New House Financial Services Committee Chair Wants to Delay Crypto Tax Changes

In a letter to the Treasury, Republican Representative Patrick McHenry asked for clarification on a “poorly” written digital asset tax provision.

Patrick McHenry, the incoming chair of the United States House Financial Services Committee, has asked the Treasury to postpone the implementation of a section of the Infrastructure Investment and Jobs Act dealing with digital assets and tax collection.

McHenry wrote to U.S. Treasury Secretary Janet Yellen on December 14 with questions and concerns about the scope of Section 80603 of the Act. In the letter, he asked for clarification on the “poorly drafted” and potentially privacy-invading Section dealing with the taxation of digital assets, which is set to take effect in 2023.

He claimed that the section requires the government to tax digital assets as if they were cash, which could “endanger” Americans’ privacy and have a negative impact on innovation.
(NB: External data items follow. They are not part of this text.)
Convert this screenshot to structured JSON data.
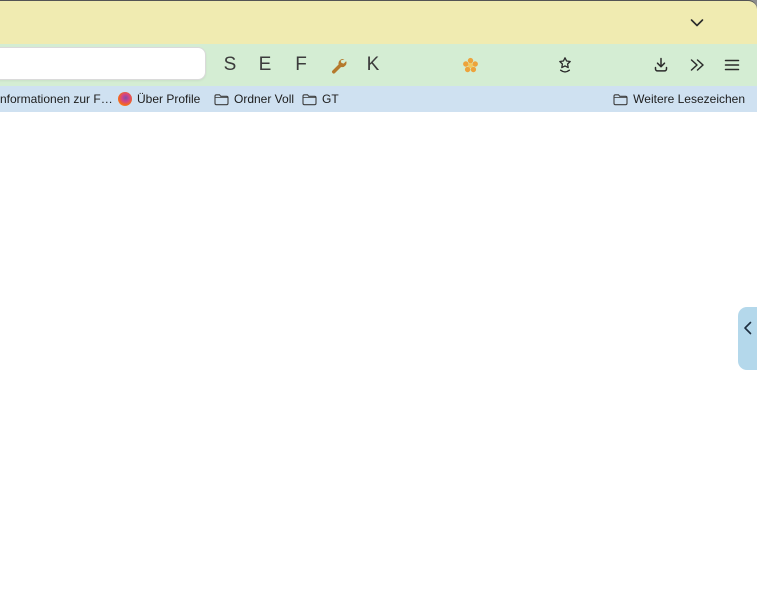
{
  "window": {
    "tab_bar": {
      "bg_color": "#f0ebb1",
      "tabs_dropdown_icon": "chevron-down"
    },
    "toolbar": {
      "bg_color": "#d4edd3",
      "address_value": "",
      "letters": [
        "S",
        "E",
        "F",
        "K"
      ],
      "icons": [
        "wrench-icon",
        "flower-icon",
        "star-tray-icon",
        "download-icon",
        "overflow-chevrons-icon",
        "menu-icon"
      ]
    },
    "bookmarks_bar": {
      "bg_color": "#cfe1f1",
      "items": [
        {
          "label": "nformationen zur F…",
          "icon": "none"
        },
        {
          "label": "Über Profile",
          "icon": "firefox-logo"
        },
        {
          "label": "Ordner Voll",
          "icon": "folder"
        },
        {
          "label": "GT",
          "icon": "folder"
        }
      ],
      "more_label": "Weitere Lesezeichen"
    },
    "side_panel_handle": {
      "bg_color": "#b4d8eb",
      "icon": "chevron-left"
    }
  },
  "colors": {
    "tab_bar_yellow": "#f0ebb1",
    "toolbar_green": "#d4edd3",
    "bookmarks_blue": "#cfe1f1",
    "handle_blue": "#b4d8eb",
    "top_border": "#545454",
    "desktop_gray": "#8d8d8d",
    "icon_dark": "#2b2b2b",
    "wrench_orange": "#b5792c",
    "flower_orange": "#eda33c"
  }
}
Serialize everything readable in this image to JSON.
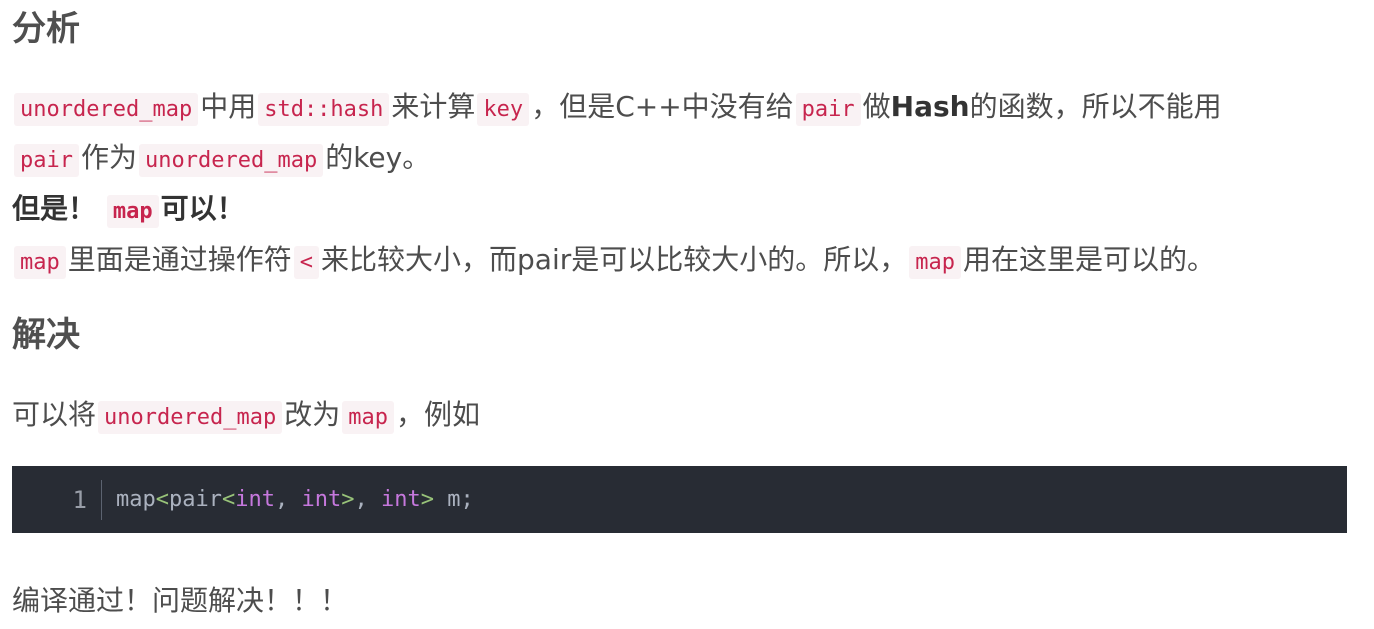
{
  "headings": {
    "analysis": "分析",
    "solution": "解决"
  },
  "para1": {
    "code_unordered_map": "unordered_map",
    "t1": "中用",
    "code_std_hash": "std::hash",
    "t2": "来计算",
    "code_key": "key",
    "t3": "，但是C++中没有给",
    "code_pair": "pair",
    "t4": "做",
    "bold_hash": "Hash",
    "t5": "的函数，所以不能用",
    "code_pair2": "pair",
    "t6": "作为",
    "code_unordered_map2": "unordered_map",
    "t7": "的key。"
  },
  "para2": {
    "bold_but": "但是！",
    "code_map": "map",
    "bold_can": "可以！"
  },
  "para3": {
    "code_map": "map",
    "t1": "里面是通过操作符",
    "code_lt": "<",
    "t2": "来比较大小，而pair是可以比较大小的。所以，",
    "code_map2": "map",
    "t3": "用在这里是可以的。"
  },
  "solution": {
    "t1": "可以将",
    "code_unordered_map": "unordered_map",
    "t2": "改为",
    "code_map": "map",
    "t3": "，例如"
  },
  "code_block": {
    "line_number": "1",
    "tokens": {
      "a": "map",
      "b": "<",
      "c": "pair",
      "d": "<",
      "e": "int",
      "f": ", ",
      "g": "int",
      "h": ">",
      "i": ", ",
      "j": "int",
      "k": ">",
      "l": " m;"
    }
  },
  "final_line": "编译通过！问题解决！！！"
}
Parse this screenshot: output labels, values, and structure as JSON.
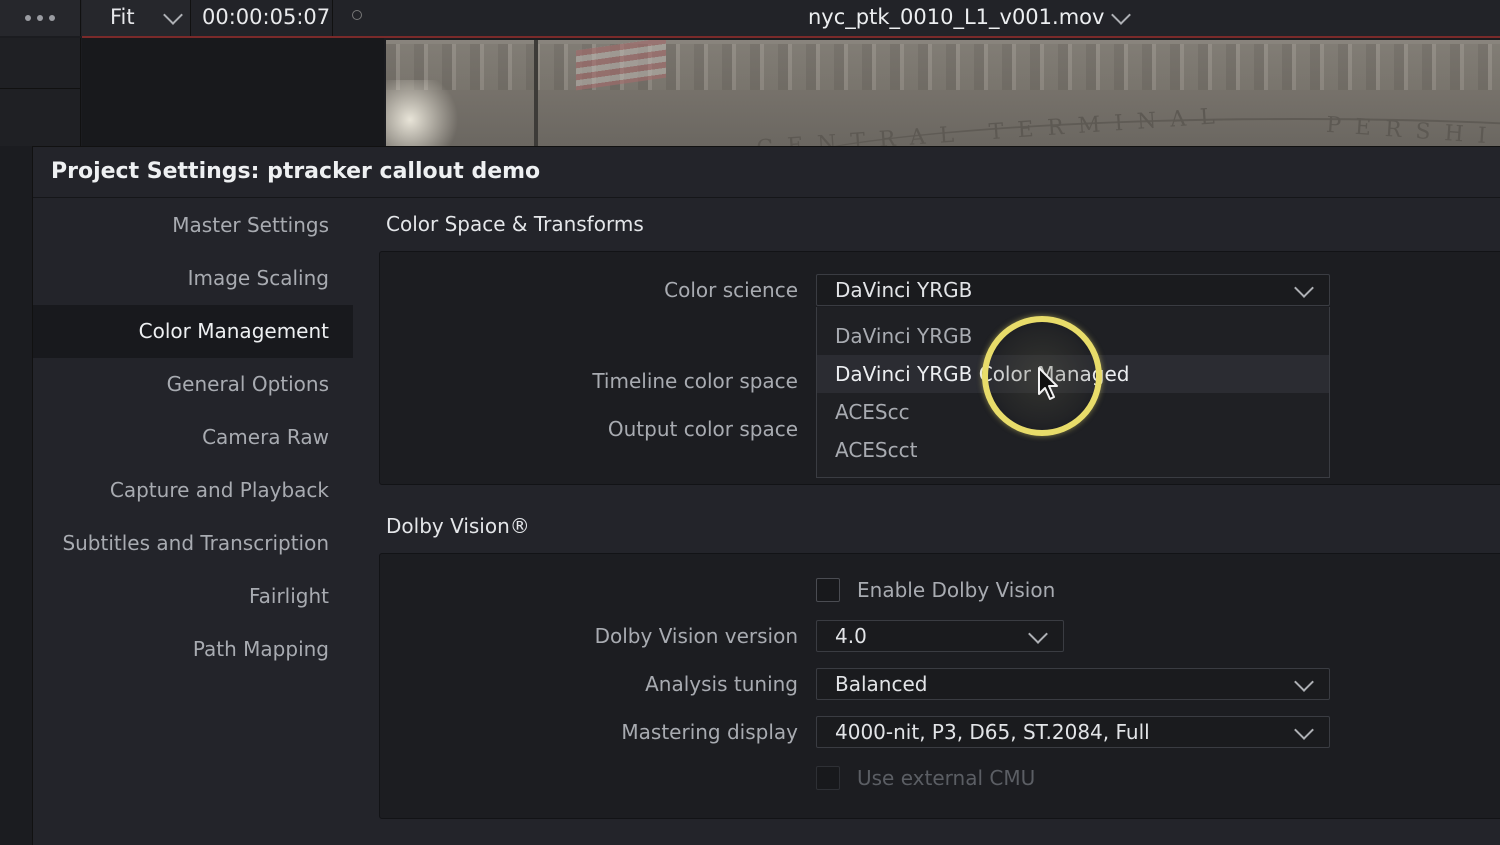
{
  "topbar": {
    "zoom": "Fit",
    "timecode": "00:00:05:07",
    "clip_name": "nyc_ptk_0010_L1_v001.mov"
  },
  "video": {
    "engraving_left": "CENTRAL TERMINAL",
    "engraving_right": "PERSHIN"
  },
  "dialog": {
    "title": "Project Settings:  ptracker callout demo",
    "nav": [
      {
        "label": "Master Settings"
      },
      {
        "label": "Image Scaling"
      },
      {
        "label": "Color Management",
        "active": true
      },
      {
        "label": "General Options"
      },
      {
        "label": "Camera Raw"
      },
      {
        "label": "Capture and Playback"
      },
      {
        "label": "Subtitles and Transcription"
      },
      {
        "label": "Fairlight"
      },
      {
        "label": "Path Mapping"
      }
    ],
    "color_space": {
      "heading": "Color Space & Transforms",
      "color_science_label": "Color science",
      "color_science_value": "DaVinci YRGB",
      "timeline_label": "Timeline color space",
      "output_label": "Output color space",
      "menu_options": [
        "DaVinci YRGB",
        "DaVinci YRGB Color Managed",
        "ACEScc",
        "ACEScct"
      ],
      "highlighted_option": "DaVinci YRGB Color Managed"
    },
    "dolby": {
      "heading": "Dolby Vision®",
      "enable_label": "Enable Dolby Vision",
      "version_label": "Dolby Vision version",
      "version_value": "4.0",
      "tuning_label": "Analysis tuning",
      "tuning_value": "Balanced",
      "mastering_label": "Mastering display",
      "mastering_value": "4000-nit, P3, D65, ST.2084, Full",
      "cmu_label": "Use external CMU"
    }
  },
  "colors": {
    "accent_ring": "#e8dc6a",
    "highlight_row": "#2b2c32"
  }
}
The section, titled “Information Reporting for Brokers and Digital Assets,” requires brokers to report to the Internal Revenue Service certain information related to dealing with digital assets (IRS).

McHenry claims the section was poorly written and that the term “brokers” could be “wrongly interpreted” to apply to a broader range of people and businesses than intended.

A provision in the Act requires individuals or entities engaged in a trade or business to report to the IRS any digital asset transactions exceeding $10,000.

The requirement was challenged earlier this year by Coin Center, a non-profit advocacy group focused on blockchain technology, which filed a lawsuit against the Treasury alleging that the rule would impose a “mass surveillance” regime on American citizens.

According to the Fordham International Law Journal, the section is likely to impose reporting requirements on major cryptocurrency exchanges that already have customer data such as names, addresses, and social security numbers.

McHenry acknowledged that the Treasury Department’s statement that “ancillary parties” should not be subject to the same reporting requirements as brokers was a positive step forward.

In February, US Senator Rob Portman shared a letter from US Assistant Secretary for Legislative Affairs Jonathan Davies on Twitter, clarifying that crypto miners and stakers are not subject to the new legislation.

McHenry’s letter ended by requesting that the Treasury “immediately” publish the section’s rules and postpone their effective date to allow “market participants” time to comply with any new requirements.

It’s McHenry’s second letter to Yellen this year, following a letter on Jan. 26 urging the Treasury Secretary to clarify the definition of a broker.